As AUS has increasingly been deployed at point-of-sale, BRMS systems have accompanied them, first as product and pricing engines and then to orchestrate other functions. "An AUS essentially renders decisions that are ordinarily tightly focused primarily in automating underwriting decisions and evaluating credit worthiness," observed Skip Hulme, director of product development for Irvine, Calif.-based Portellus. "A BRMS, however, is capable of governing functions beyond underwriting such as data workflow validation, compliance, best execution, fee management, resource allocation, customer interaction, vendor policies, infrastructure procedures and more. While an AUS working alone really only interprets guidelines and examines credit worthiness to determine eligibility, a BRMS takes it a step further by delivering risk-based pricing, workflow tasks, task assignments" and so on.

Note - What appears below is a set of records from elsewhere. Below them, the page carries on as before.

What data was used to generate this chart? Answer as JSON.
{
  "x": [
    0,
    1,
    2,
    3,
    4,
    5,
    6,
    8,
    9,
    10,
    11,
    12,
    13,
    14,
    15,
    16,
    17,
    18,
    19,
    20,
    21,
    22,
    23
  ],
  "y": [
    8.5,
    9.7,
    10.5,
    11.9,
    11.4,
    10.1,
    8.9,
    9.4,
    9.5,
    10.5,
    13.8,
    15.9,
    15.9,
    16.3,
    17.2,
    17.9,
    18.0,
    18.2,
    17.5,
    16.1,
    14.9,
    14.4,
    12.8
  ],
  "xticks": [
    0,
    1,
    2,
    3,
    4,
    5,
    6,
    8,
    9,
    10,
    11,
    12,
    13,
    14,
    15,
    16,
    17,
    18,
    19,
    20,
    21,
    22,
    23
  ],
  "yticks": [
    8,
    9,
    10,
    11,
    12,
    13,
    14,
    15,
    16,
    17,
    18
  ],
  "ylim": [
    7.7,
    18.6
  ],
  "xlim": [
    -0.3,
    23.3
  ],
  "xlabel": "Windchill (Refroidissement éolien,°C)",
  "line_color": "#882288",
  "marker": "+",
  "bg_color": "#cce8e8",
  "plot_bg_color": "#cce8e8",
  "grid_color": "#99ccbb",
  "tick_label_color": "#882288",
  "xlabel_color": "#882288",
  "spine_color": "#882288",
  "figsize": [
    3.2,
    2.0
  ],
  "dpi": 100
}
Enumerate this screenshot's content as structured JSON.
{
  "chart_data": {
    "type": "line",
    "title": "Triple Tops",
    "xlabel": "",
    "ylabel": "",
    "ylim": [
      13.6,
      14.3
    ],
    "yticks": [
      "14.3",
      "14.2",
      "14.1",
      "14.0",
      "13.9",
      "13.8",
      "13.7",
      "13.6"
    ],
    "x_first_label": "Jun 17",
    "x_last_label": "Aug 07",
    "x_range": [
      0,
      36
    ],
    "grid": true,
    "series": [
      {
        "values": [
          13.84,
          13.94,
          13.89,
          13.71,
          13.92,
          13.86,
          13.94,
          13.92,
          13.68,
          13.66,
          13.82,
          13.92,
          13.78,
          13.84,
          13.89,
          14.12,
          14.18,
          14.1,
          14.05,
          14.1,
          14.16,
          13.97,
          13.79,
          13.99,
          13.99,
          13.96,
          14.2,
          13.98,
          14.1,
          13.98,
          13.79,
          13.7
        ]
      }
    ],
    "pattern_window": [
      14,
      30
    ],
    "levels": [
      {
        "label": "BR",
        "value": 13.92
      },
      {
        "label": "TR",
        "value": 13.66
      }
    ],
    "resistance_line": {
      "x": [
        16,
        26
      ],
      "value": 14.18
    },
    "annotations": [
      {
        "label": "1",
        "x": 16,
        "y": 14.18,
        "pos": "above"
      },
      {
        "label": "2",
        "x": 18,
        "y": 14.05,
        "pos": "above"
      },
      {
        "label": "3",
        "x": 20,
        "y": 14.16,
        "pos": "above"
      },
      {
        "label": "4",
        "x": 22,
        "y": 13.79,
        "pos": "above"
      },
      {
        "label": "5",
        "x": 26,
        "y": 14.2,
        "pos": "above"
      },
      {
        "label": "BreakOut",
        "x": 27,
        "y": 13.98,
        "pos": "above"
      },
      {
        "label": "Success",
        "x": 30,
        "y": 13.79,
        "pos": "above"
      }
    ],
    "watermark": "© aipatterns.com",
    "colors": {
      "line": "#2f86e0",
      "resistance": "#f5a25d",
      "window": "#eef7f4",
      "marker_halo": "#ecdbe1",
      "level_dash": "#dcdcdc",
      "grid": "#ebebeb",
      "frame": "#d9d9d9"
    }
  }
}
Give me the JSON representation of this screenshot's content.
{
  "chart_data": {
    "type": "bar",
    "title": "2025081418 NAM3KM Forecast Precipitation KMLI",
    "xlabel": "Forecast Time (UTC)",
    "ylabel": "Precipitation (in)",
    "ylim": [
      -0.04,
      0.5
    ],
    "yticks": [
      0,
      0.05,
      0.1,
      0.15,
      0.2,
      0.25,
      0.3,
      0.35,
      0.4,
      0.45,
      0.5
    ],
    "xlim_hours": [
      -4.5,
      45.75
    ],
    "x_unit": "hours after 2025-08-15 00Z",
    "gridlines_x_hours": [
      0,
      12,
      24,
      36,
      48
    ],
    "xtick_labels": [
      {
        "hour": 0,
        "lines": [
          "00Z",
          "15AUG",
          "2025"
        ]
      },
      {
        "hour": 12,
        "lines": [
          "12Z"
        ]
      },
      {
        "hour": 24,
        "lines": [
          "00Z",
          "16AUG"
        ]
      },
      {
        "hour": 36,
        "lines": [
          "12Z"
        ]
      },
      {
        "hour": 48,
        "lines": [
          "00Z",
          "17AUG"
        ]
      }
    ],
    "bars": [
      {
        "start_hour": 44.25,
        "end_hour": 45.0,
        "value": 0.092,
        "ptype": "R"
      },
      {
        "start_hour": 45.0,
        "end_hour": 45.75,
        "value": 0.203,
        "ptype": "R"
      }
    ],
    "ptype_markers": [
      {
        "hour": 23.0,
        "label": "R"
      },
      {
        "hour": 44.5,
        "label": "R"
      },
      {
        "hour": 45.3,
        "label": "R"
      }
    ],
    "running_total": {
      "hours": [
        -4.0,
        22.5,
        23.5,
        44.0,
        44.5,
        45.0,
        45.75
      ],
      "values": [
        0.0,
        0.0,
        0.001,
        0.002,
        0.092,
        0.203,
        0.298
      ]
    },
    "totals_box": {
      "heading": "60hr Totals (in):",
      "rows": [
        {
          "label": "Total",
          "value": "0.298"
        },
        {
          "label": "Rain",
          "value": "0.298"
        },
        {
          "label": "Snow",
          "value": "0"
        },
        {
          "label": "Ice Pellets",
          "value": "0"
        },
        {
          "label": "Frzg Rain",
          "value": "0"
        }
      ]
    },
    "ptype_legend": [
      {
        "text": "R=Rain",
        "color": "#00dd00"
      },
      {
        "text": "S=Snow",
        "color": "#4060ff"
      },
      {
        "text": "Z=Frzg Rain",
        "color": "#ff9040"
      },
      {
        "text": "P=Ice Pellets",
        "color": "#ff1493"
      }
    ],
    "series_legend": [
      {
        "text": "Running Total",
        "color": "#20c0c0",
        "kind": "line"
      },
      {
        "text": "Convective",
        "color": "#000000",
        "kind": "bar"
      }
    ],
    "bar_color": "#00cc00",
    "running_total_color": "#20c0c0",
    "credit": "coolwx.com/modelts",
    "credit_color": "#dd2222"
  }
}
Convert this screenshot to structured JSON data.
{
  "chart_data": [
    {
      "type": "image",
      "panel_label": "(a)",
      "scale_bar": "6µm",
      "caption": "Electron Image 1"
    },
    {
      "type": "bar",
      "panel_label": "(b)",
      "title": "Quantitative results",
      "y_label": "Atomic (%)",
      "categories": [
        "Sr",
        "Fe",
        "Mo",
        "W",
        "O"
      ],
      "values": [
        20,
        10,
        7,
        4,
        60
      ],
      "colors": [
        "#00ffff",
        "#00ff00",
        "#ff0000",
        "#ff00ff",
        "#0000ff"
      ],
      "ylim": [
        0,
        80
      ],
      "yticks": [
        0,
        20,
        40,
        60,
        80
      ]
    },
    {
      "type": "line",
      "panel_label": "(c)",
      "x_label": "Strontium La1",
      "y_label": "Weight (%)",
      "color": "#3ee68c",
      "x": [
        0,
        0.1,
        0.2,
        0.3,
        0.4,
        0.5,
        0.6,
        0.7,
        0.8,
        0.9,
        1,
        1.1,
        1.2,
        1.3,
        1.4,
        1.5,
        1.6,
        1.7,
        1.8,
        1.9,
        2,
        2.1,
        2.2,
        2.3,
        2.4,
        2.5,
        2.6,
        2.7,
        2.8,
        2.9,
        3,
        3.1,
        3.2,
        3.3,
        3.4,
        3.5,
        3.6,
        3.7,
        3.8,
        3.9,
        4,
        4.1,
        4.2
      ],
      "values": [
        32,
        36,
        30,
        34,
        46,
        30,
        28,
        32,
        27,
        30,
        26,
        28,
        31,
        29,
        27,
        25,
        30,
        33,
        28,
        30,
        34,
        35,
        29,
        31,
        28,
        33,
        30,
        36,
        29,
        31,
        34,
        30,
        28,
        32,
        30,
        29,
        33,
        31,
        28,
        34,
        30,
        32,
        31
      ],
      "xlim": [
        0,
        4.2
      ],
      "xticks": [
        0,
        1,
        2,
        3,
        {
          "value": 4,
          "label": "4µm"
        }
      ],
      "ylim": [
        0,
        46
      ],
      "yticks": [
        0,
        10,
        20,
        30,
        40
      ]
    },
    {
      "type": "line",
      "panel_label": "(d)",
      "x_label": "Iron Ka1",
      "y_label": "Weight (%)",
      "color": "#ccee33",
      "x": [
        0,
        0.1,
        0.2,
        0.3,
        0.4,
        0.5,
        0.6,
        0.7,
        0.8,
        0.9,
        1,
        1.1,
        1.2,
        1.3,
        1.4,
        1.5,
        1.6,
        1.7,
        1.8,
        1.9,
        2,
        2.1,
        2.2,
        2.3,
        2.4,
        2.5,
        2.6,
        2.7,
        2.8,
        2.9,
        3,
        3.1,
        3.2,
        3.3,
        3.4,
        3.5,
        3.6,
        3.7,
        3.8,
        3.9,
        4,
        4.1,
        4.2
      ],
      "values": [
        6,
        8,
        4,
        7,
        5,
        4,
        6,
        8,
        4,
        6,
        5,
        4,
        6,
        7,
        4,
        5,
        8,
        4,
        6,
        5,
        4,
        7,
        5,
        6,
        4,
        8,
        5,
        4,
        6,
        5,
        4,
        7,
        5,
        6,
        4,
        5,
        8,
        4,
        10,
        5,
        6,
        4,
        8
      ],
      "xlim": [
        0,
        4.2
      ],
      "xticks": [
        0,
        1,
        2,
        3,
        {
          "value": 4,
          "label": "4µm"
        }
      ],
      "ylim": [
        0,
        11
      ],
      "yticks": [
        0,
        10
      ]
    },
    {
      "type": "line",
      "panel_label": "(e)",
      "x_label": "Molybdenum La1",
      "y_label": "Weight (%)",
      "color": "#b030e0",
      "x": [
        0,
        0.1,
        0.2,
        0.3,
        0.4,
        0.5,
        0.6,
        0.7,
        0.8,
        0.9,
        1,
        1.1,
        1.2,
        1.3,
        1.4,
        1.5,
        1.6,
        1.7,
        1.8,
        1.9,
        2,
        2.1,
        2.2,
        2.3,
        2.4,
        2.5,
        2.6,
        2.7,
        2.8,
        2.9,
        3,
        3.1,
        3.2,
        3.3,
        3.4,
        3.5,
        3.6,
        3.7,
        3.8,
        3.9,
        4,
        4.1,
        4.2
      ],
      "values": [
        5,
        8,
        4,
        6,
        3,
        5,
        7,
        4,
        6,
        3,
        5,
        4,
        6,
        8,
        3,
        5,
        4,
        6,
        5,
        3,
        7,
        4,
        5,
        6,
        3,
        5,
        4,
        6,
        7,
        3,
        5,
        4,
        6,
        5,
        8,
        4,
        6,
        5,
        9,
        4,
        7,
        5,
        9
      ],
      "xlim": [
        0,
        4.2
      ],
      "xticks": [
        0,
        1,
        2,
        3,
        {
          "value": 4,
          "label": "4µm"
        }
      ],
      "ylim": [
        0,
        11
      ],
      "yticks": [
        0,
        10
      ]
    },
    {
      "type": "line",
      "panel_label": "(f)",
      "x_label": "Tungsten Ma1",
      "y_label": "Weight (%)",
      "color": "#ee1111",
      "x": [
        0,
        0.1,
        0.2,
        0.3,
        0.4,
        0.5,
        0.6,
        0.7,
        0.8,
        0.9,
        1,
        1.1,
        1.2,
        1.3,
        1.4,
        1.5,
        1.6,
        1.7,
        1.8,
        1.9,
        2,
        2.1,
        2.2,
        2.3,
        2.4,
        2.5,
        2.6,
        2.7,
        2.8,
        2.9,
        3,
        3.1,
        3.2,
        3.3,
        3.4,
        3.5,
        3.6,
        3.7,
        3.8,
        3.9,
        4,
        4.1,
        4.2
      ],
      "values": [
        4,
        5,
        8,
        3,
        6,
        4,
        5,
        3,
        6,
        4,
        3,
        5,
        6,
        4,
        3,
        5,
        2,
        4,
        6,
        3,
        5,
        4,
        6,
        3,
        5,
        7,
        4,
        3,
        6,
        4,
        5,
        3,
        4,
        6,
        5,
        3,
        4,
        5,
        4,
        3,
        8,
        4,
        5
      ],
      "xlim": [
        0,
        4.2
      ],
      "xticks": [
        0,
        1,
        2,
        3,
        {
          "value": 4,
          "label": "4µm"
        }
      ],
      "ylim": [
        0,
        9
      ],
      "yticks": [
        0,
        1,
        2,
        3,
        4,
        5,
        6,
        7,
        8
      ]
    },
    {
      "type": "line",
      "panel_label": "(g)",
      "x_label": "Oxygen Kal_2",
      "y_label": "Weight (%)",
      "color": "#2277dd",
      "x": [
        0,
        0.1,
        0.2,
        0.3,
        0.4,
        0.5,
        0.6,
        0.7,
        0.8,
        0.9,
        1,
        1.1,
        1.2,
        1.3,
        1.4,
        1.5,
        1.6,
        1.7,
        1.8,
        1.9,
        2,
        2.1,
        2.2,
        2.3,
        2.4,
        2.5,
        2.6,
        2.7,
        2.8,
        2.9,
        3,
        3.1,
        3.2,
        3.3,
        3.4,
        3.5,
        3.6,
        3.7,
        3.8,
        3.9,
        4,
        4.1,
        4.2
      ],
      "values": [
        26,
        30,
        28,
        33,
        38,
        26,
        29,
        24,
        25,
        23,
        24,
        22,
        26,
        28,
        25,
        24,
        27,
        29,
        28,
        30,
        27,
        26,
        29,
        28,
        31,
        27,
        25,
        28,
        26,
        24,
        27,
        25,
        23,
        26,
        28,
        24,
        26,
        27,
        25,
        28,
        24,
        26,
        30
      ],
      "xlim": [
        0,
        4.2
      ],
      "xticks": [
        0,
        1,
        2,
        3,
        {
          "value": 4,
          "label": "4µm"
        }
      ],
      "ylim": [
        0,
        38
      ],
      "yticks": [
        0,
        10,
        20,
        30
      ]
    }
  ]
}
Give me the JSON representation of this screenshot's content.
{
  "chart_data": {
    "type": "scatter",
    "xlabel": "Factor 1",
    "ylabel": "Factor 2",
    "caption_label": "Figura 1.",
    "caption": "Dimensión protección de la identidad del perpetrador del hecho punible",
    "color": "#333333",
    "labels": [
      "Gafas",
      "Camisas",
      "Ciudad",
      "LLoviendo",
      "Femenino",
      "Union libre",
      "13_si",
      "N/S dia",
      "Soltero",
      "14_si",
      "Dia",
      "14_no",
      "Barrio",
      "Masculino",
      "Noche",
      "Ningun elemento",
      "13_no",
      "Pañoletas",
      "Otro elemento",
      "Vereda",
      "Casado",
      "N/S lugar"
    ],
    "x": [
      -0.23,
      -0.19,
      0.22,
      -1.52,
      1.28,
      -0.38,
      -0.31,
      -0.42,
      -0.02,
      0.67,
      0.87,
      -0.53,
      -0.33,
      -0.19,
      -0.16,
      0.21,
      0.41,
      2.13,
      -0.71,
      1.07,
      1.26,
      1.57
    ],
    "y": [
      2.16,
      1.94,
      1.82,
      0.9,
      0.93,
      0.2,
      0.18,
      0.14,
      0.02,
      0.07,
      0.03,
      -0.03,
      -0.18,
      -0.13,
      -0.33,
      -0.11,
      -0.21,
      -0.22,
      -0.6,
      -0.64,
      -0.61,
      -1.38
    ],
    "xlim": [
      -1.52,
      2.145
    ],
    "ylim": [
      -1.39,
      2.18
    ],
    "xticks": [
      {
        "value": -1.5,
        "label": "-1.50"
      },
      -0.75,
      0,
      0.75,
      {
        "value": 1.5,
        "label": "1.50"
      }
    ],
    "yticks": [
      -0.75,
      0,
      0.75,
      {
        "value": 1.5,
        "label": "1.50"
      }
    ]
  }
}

What's more, explained Mr. Hulme, "a BRMS can be programmed or configured to govern all of an organization's policies, procedures and rules using predefined, structured descriptions of actionable business items. As a result, a BRMS enables a company to operate with precision, flexibility and agility, thus ensuring efficient and profitable processes across the entire enterprise, and provides it with a shared, consolidated view of the organization's collaborative business practices."

In the mortgage industry there are no quarts of milk to worry about or sleeping preparations to deliver, but leads are perishable, and closed loans need to get to the investor in good shape. Things work better if you can fine-tune where those leads go and how the loan file gets handled at every stage of the origination process.

As Fair Isaac's James Taylor often observes, separating business logic from the application code allow greater responsiveness to change.

Rules-based systems can make hundreds of lightning-fast either/or decisions and route them in a manner that fits a mortgage lender's shifting business priorities. When lenders can consistently deploy their best practices as rules, there is a very rich potential payoff -- in change management, in calculating the ROI for technology projects on an enterprisewide basis, in making corporate governance as Sarbox-compliant as possible, in agile launching of new loan products.

Most large companies maintain their internal metrics "at a very high level," notes Overture's Lee Decker. They can't afford to reconfigure their core systems on a whim, and they don't deploy BRMS systems to figure out when to cross-sell somebody a cup of coffee, though they may deploy smaller systems to automated decisioning down to that level of granularity. Nevertheless, by now BRMS technology is variously useful to the big players. Smaller companies have had to wait for vendors like Overture and Portellus to give them "the technology that would have been cost prohibitive five years ago," said Mr. Decker, who pointed out that business-rules engines are now getting cheap enough for small to midsized lenders to afford. With the aid of BRMS systems, he noted, they, too, can use automated underwriting to address the near misses and thus structure deals for a larger percentage of borrowers.

Mortgage lenders sold on the value of BRMS for converting best practices into automated rules are most likely to prosper from the evolution of lights-out processing and e-mortgages. A good working hypothesis, it seems to me, is that lenders will look for the best payoff from BRMS to the extent that they expect to thrive in an atmosphere of continual change.